Emil nodded, hands still shaking.

"Is there any chance?"

Andrew looked back at Kathleen.

"There's always a chance," he whispered, and she looked back at him, knowing the truth.

He looked back at Emil. "Thank you for everything, Dr. Weiss-for your friendship, your advice." He paused and tapped his empty sleeve. "And for my life."

He let go of Kathleen and stepped forward, taking Emil's hand in his.

The old doctor smiled, shaking his head softly.

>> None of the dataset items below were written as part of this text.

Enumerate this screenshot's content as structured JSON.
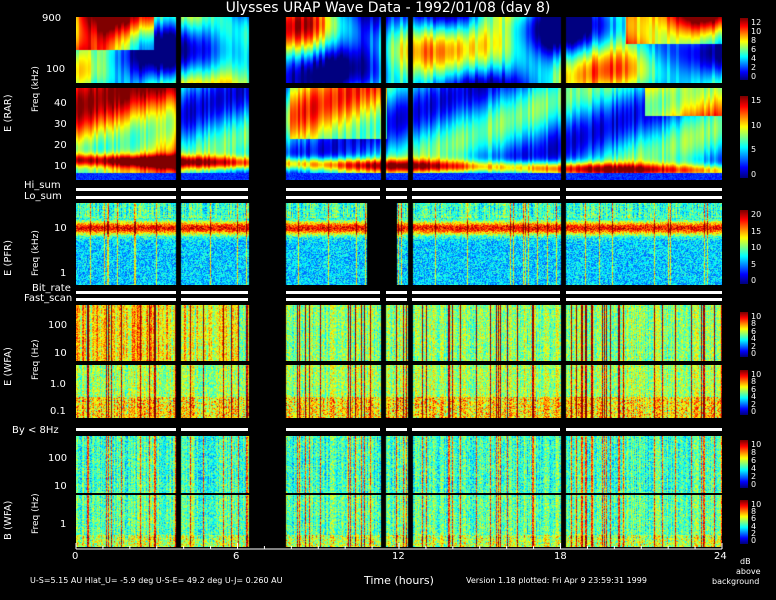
{
  "title": "Ulysses URAP Wave Data - 1992/01/08 (day 8)",
  "footer": {
    "left": "U-S=5.15 AU  Hlat_U= -5.9 deg  U-S-E= 49.2 deg  U-J= 0.260 AU",
    "xlabel": "Time (hours)",
    "version": "Version 1.18 plotted: Fri Apr  9 23:59:31 1999",
    "db_note": [
      "dB",
      "above",
      "background"
    ]
  },
  "xticks": [
    "0",
    "6",
    "12",
    "18",
    "24"
  ],
  "strips": {
    "hi_sum": "Hi_sum",
    "lo_sum": "Lo_sum",
    "bit_rate": "Bit_rate",
    "fast_scan": "Fast_scan",
    "by_8hz": "By < 8Hz"
  },
  "groups": {
    "rar": "E (RAR)",
    "pfr": "E (PFR)",
    "wfa_e": "E (WFA)",
    "wfa_b": "B (WFA)",
    "freq_khz": "Freq (kHz)",
    "freq_hz": "Freq (Hz)"
  },
  "panels": {
    "rar_high": {
      "yticks": [
        "900",
        "100"
      ],
      "cbar": [
        "12",
        "10",
        "8",
        "6",
        "4",
        "2",
        "0"
      ]
    },
    "rar_low": {
      "yticks": [
        "40",
        "30",
        "20",
        "10"
      ],
      "cbar": [
        "15",
        "10",
        "5",
        "0"
      ]
    },
    "pfr": {
      "yticks": [
        "10",
        "1"
      ],
      "cbar": [
        "20",
        "15",
        "10",
        "5",
        "0"
      ]
    },
    "wfa_e_high": {
      "yticks": [
        "100",
        "10"
      ],
      "cbar": [
        "10",
        "8",
        "6",
        "4",
        "2",
        "0"
      ]
    },
    "wfa_e_low": {
      "yticks": [
        "1.0",
        "0.1"
      ],
      "cbar": [
        "10",
        "8",
        "6",
        "4",
        "2",
        "0"
      ]
    },
    "wfa_b_high": {
      "yticks": [
        "100",
        "10"
      ],
      "cbar": [
        "10",
        "8",
        "6",
        "4",
        "2",
        "0"
      ]
    },
    "wfa_b_low": {
      "yticks": [
        "1"
      ],
      "cbar": [
        "10",
        "8",
        "6",
        "4",
        "2",
        "0"
      ]
    }
  },
  "chart_data": {
    "type": "heatmap",
    "title": "Ulysses URAP Wave Data - 1992/01/08 (day 8)",
    "xlabel": "Time (hours)",
    "xlim": [
      0,
      24
    ],
    "xticks": [
      0,
      6,
      12,
      18,
      24
    ],
    "colorbar_units": "dB above background",
    "data_gaps_hours": [
      [
        3.7,
        3.9
      ],
      [
        6.4,
        7.8
      ],
      [
        11.3,
        11.5
      ],
      [
        12.3,
        12.5
      ],
      [
        18.0,
        18.2
      ]
    ],
    "pfr_gap_hours": [
      10.8,
      11.9
    ],
    "panels": [
      {
        "name": "E (RAR) high",
        "yticks": [
          900,
          100
        ],
        "ylabel": "Freq (kHz)",
        "cbar_range": [
          0,
          12
        ]
      },
      {
        "name": "E (RAR) low",
        "yticks": [
          40,
          30,
          20,
          10
        ],
        "ylabel": "Freq (kHz)",
        "cbar_range": [
          0,
          15
        ]
      },
      {
        "name": "E (PFR)",
        "yticks": [
          10,
          1
        ],
        "ylabel": "Freq (kHz)",
        "cbar_range": [
          0,
          20
        ]
      },
      {
        "name": "E (WFA) high",
        "yticks": [
          100,
          10
        ],
        "ylabel": "Freq (Hz)",
        "cbar_range": [
          0,
          10
        ]
      },
      {
        "name": "E (WFA) low",
        "yticks": [
          1.0,
          0.1
        ],
        "ylabel": "Freq (Hz)",
        "cbar_range": [
          0,
          10
        ]
      },
      {
        "name": "B (WFA) high",
        "yticks": [
          100,
          10
        ],
        "ylabel": "Freq (Hz)",
        "cbar_range": [
          0,
          10
        ]
      },
      {
        "name": "B (WFA) low",
        "yticks": [
          1
        ],
        "ylabel": "Freq (Hz)",
        "cbar_range": [
          0,
          10
        ]
      }
    ]
  }
}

"Next year Jerusalem," Emil said in Hebrew.

"What?"

"Oh, just an old promise I always wanted to keep."

Andrew smiled and turned away. "Maybe someday you will."

He walked out of the tent, Kathleen by his side.

"I've got to go back."

She said nothing, watching from the corner of her eye as a fresh casualty was brought into her tent.

"I've got to go too."

He hesitated.

"You know I want you to live, to try to escape, there's still time ..." His voice trailed off; he was ashamed of what he was saying when so many others were standing and dying. But this was his wife. He looked over at her.

She shook her head. "I have my duty as well," she whispered. "Tanya and Ludmilla will see that our baby is safe."

He looked at her, filled with pain and yet also with a deep pride.

"If I had it to do all over again, even the losing in the end, it would be worth it," Andrew said softly. "It'd be worth it because for at least one moment I had you."

He kissed her gently on the mouth and then backed away, the lingering touch between the two dropping, arms lowering.

He turned and walked into the night.

"I'll wait for you," she whispered, and then went back into the tent.

"That's him right there."

He could barely understand the words; it had been long since he had learned the cattle language of the Rus.

He felt someone grab his shoulder, rolling him over, and the cold touch of steel at his throat.

Muzta Qar Qarth waited for death, but it did not come.